The other change I made was to swap bulgar wheat for buckwheat - that change was because of availability, as I could find buckwheat in the local supermarket! Miyoko also suggests replacing with brown rice.
Ingredients
180g buckwheat
50g walnuts
1 tablespoon garlic granules
2 tablespoons onion granules / flakes
25g nutritional yeast
35g chia seeds (or flax seeds)
1 tbsp milled chia seeds
2 tsp sea salt
1 tsp black pepper
Now, put everything into a food processor or blender and pulse until you get a sandy or gritty texture. You are not looking for a fine flour here!
This makes a good amount of mix, and you can store it in a sealed container for a long time in the fridge. These are all fairly dry ingredients anyway. BTW, once you have used it, won't stay in the fridge for long!
Making basic meatballs
Take 100g of the mix and stir in 20g of gram (or wheat) flour. Add 150ml of boiling water, stir well and leave for 20 minutes to hydrate.
Stir in a tablespoon of dried mixed herbs, and a very finely chopped small onion or shallot.
Put 10-12 blobs on a parchment lined baking sheets and roast at 200C for 10 minutes.
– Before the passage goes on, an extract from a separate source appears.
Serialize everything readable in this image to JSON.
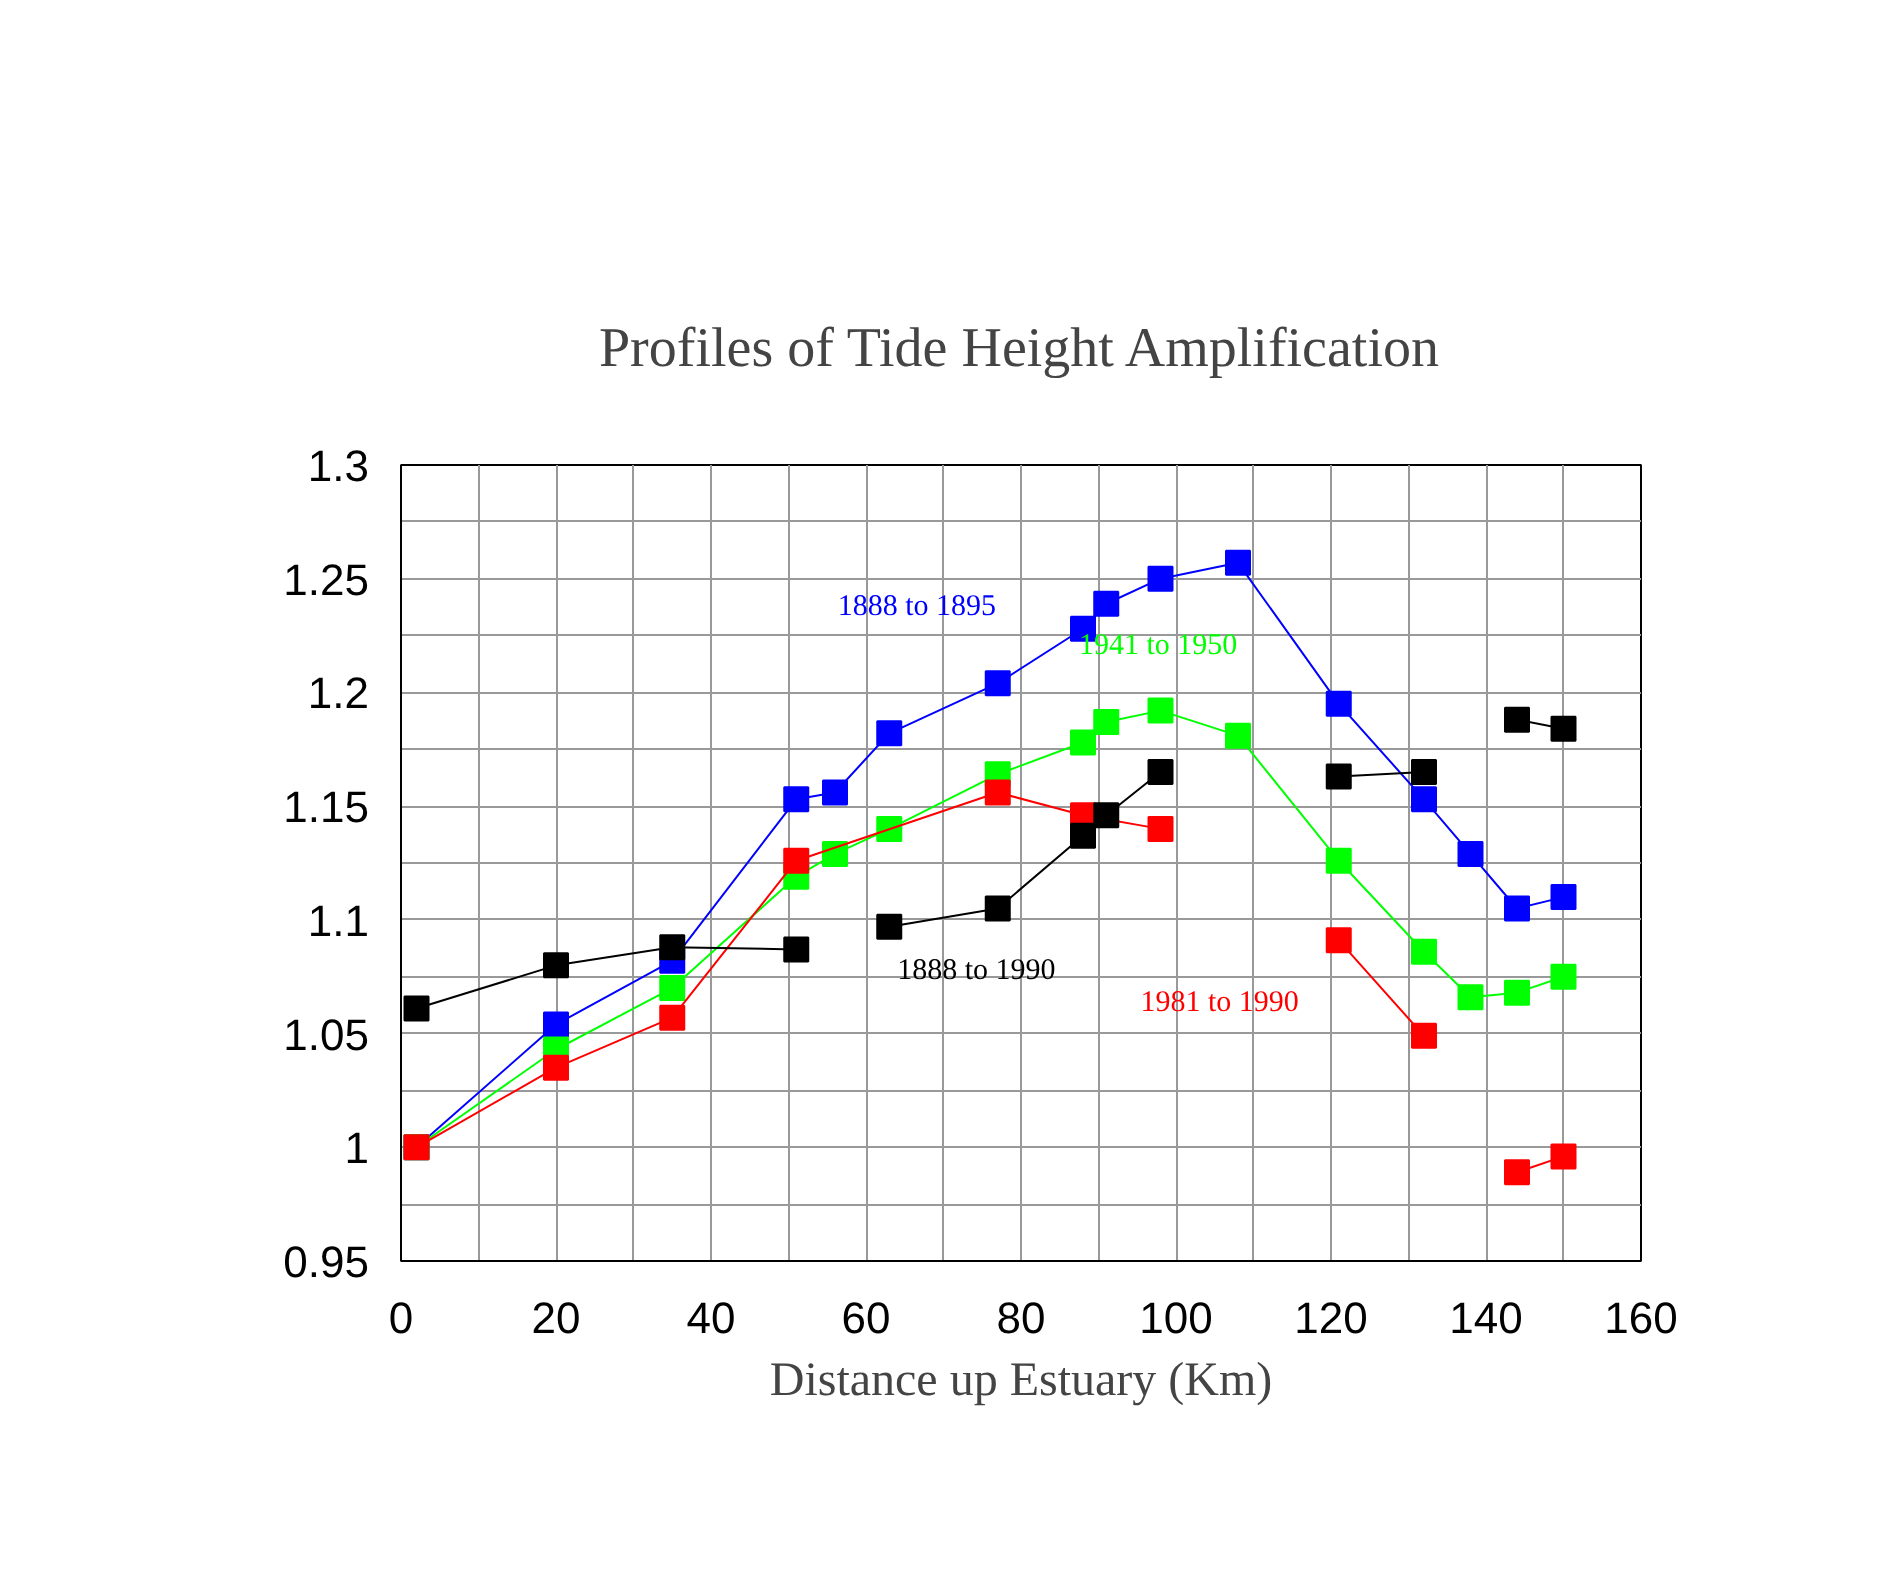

Remove and spray with a little olive oil then roast for another 10 minutes, maybe 15 depending on the oven.
Serve with pasta and a marinara sauce - though don't stir the meatballs into the sauce first, as this softens them too much.
This same mix mix will also make tasty burger patties!
Other ingredients
Miyoko demonstrates using Mexican style spices in the mix and then frying it all in the pan, breaking it up to make crumbles that you can use in tacos.
She also showed adding chopped mushroom into the mix, though I found this makes the meatballs softer and break up easily, probably because of the extra liquid in the mushroom. I guess I will experiment with less boiling water in those!
In theory you can mix any other ingredients in there. Go to town on it and enjoy!